Le Quotidien d'Oran, 11 novembre 2001

Mostaganem, Tlemcen et Saïda

Des inondations, des routes bloquées et des embarcations en difficultés

A Mostaganem, la situation générée par les intempéries qui ont affecté le nord du pays depuis vendredi dernier a été relativement moins dramatique.

Au bidonville de Kharouba, à la périphérie du chef-lieu de la wilaya, les éléments de la Protection civile, mobilisés depuis jeudi passé, sont intervenus dans la nuit de samedi à dimanche pour sauver des inondations, quelque 41 familles dont les baraques ont été envahies par les eaux pluviales. Les sinistrés ont été transférés vers des sites implantés à El-Arsa et Tijditt où des tentes et des couvertures leur ont été distribuées. Par ailleurs, sur la RN 17A reliant Mostaganem à Mohamadia, au lieu-dit «Les 7 marabouts», deux véhicules ont été récupérés et à hauteur de l’oued Sedaoua, un autre véhicule fut également retiré des eaux. A Ouréah, un blessé grave a été retiré et évacué vers l’hôpital de Mostaganem. En raison des intempéries, un accident de la circulation s’est produit dans la matinée de samedi, à Debdaba sur la RN 23 où un piéton a été mortellement percuté par un camion qui n’a pu freiner à temps. Aussi, on apprend auprès de la capitainerie que le remorqueur «Colonel Othmane» appartenant à l’entreprise Sotramo de Béthioua, ralliant sa base et en provenance de Petit Port, a subi de sérieuses avaries de machines alors qu’il était ce samedi matin, à quelque 7 miles marins (environ 14 km) au nord de Mostaganem, le contraignant à demander de l’aide. Le remorqueur Isser II fut dépêché à son secours et l’a remorqué en direction du port de Mostaganem. Dans la soirée du samedi, le ponton-grue a pris de l’eau, dans l’enceinte même du port et a failli couler si ce n’était la décision de la capitainerie de mettre à la disposition de son équipage des groupes moto-pompes pour le renflouer jusqu’au lendemain matin. De même, on apprend qu’un sardinier, le «Walid» immatriculé à Mostaganem a coulé dans la matinée du dimanche. Par ailleurs, il faut signaler qu’au cours de ces intempéries, le vent soufflant par rafales a atteint des pointes de 100 à 120 km/h alors que 29 mm de pluie ont été enregistrés entre vendredi et samedi et pas moins de 112 mm au cours des 24h qui ont suivi.

A Tlemcen, les équipes de la Protection civile ont, pour leur part, effectué plusieurs interventions répondant à de nombreux appels faisant suite à des inondations, particulièrement au niveau de la cité des 1060 logements à Mansourah et celle des 270 logements à Chetouane où l’accès aux rez-de-chaussées des bâtiments était pratiquement impossible, apprend-on auprès de la direction concernée. A la cité Pasteur, un incendie s’est déclaré ce samedi vers 6h du matin dans un bloc d’habitations à la suite d’un court-circuit dû à l’inondation de la cave, selon un témoin. Selon la même source, cette situation a eu pour effet d’entraîner un mouvement de panique chez les résidants et une coupure d’électricité dans la cité qui en restera privée pour un bout de temps, croit-on savoir. Par ailleurs, il faut signaler que les écoles avaient fermé leurs portes, que la circulation était très réduite et que les boulangeries avaient également baissé rideau en raison des coupures de courant. El-Medres restait l’unique endroit où l’on pouvait se procurer du pain traditionnel à 30 DA la miche. A Chetouane, il était impossible de marcher ou de circuler en voiture tant les rues étaient inondées par les eaux de pluies que les avaloirs et les égouts, bouchés d’ailleurs n’arrivaient plus à absorber.

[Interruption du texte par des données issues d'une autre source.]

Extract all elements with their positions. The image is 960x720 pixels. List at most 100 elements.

Un véritable torrent en furie se déversait à hauteur du siège de la mairie et au niveau du boulevard de Aïn Defla. Par ailleurs, les premières chutes de neige qui se sont abattues samedi dernier, en début de soirée, sur les hauts plateaux de la région de Saïda, ont été durement ressenties en raison de la brusque baisse de la température. Ces chutes de neige faisant la joie des enfants au lever du jour ont par contre entraîné des perturbations sur la trafic routier, plus particulièrement sur la RN 6 entre les localités de Timetlas et le chef-lieu de la wilaya de Saïda.

R. R

Relizane

Sept morts et une centaine de familles sinistrées

Si les grandes agglomérations de la wilaya de Relizane n’ont pas trop souffert des dernières pluies et des inondations qui ont suivi, les petites communes et notamment les douars ont été sérieusement touchés et on dénombre déjà 7 morts dont 5 ont péri dans les eaux au douar dit «Zenanba» dans la commune de Hamri, daïra de Djidiouia. Quatre de ces derniers, comptent parmi les membres de la famille Messaoudène et sont âgés respectivement de 6, 8, 11 et 92 ans.

L’autre victime est une femme de 45 ans dénommée Beldjilali Lalia. Un autre douar, celui de Ketatbia dans la commune de Ouarizane, daira de Oued-Rhiou a été le théâtre d’une intervention in extremis des équipes de la protection civile qui n’ont pu malheureusement sauver qu’un blessé grave, transporté à l’hôpital d’Oued Rhiou.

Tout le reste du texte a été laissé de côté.